Je vais me tenir à celui-ci. Noter mes prochaines règles. Avaler des magies. Étendre mes serviettes sur la corde à linge. Entrer en convalescence.
Nager, me lover contre l'idée de mon corps qui vit. Me lover dans les strates de palpitations, de désirs, de muscles éprouvés et de soupirs éraillés. Me rassurer du simple fait que mon corps est parfois une souffrance sans remède mais connait aussi le repos, la caresse et l'orgasme. M'autoriser à écrire tout ça, journal de bord des débordements, tout ce quotidien précis qui me semble si trivial et sans poésie, car écrire c'est gagner, m'emparer, c'est ainsi rencontrer les cœurs et les corps, des identités abstraites et d'autres plus certaines, B. et ses compliments radicaux, des solitudes et des incompris. Cet amoureux passé m'a dit, "Tu pourrais écrire ta liste de courses que ce serait passionnant", alors écrire mon sang. Écrire, et être victorieuse des jours tombés. Nager donc, et écrire : je peux aussi garder pied en poussant simplement mes orteils contre le mur de la piscine, me propulser, encore et encore et encore, entre les lignes et les dactylographies. 

(Sans titre)

Et si tout passe, comme les nuages,
Ça passera la noyade devant le dénouement,
Les mains qui tortillent et torturent le petit tas d'heurts, midi brûle et pas de soleil.
Si tout passe, comme les nuages,
Je m'écris un refuge entre mes doigts, un endroit où pleurer laid, un endroit où tomber sur,
Je m'écris le hoquet de larmes et l'étourdissement.

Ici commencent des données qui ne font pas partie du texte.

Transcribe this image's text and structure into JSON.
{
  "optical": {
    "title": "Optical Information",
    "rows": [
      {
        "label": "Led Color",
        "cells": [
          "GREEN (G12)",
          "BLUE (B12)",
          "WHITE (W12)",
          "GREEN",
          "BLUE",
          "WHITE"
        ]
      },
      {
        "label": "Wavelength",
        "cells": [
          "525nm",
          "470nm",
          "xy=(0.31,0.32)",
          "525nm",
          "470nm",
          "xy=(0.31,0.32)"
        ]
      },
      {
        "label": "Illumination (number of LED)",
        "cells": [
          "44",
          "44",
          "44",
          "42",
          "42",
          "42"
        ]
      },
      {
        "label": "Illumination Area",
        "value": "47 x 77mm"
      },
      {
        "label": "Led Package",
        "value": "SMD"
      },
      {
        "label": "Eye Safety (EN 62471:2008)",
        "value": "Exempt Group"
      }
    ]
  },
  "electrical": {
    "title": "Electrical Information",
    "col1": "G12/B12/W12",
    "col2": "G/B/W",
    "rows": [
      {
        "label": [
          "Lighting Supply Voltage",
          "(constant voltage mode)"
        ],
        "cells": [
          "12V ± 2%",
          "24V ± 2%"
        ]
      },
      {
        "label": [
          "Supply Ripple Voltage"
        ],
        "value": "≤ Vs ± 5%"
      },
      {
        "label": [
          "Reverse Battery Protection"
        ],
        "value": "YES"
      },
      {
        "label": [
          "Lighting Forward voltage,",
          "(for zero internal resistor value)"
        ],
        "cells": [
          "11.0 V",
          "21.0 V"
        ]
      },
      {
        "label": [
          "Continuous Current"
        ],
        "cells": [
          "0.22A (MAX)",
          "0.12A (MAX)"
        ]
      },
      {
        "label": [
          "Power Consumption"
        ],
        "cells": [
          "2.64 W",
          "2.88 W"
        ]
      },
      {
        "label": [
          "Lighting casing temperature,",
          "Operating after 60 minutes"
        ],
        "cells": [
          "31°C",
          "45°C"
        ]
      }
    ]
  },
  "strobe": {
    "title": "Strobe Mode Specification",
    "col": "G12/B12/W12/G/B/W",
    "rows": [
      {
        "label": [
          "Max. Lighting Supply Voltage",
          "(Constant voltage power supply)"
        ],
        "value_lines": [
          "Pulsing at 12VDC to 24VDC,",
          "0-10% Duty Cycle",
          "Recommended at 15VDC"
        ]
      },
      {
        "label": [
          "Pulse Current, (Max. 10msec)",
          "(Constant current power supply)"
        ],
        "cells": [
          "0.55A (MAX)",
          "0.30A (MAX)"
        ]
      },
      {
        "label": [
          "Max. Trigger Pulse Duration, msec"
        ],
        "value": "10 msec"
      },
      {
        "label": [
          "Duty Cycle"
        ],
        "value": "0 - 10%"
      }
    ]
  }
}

J'ai désormais des préoccupations de nageuse.
Les ongles abîmés par le chlore, la peau desséchée, alors les huiles, les baumes et les prières. En pétrissant mon corps, je remarque. Les biceps dessinés, les cuisses musclées. Les épaules, droites.
Mes cheveux, en pleine transition vers un shampooing solide, sont de vagues colocataires. On pourra discuter quand ils auront fini leur caprice.
Il y a aussi mon historique YouTube qui analyse crawl et battements entre deux vidéos de Pilates et de yoga, celui de Google qui ne me répond pas sur la question de l'écran solaire pour nager dehors. Dans le doute, je vais rajouter une crème waterproof à mes affaires, quand le printemps viendra enfin. C'est toute une intendance, sac de sport à faire et défaire, linge qui sèche, cycle sans fin. J'ai acheté deux maillots de sportive et des serviettes en microfibre, j'ai une gourde avec des requins et des palmes roses.
Si je suis toujours la loutre la plus tatouée du bassin, je suis aussi celle qui attire les admirations en utilisant la douche froide. Je suis celle qui nage le plus longtemps et sans m'arrêter un instant, ça agace certains hommes, ceux qui doublent comme des cochons et font mumuse avec leurs montres connectées.
J'ai deux piscines maintenant, le bassin nordique un peu loin et celui couvert juste à côté. Je suis aussi en train de passer de deux heures hebdomadaires à trois, avec l'envie de passer à quatre, déjà.
Loutre véloce, toujours chlorée, souvent courbaturée.

Vivement que je me remette à la course à pied, histoire de diversifier l'inventaire de ma corde à linge.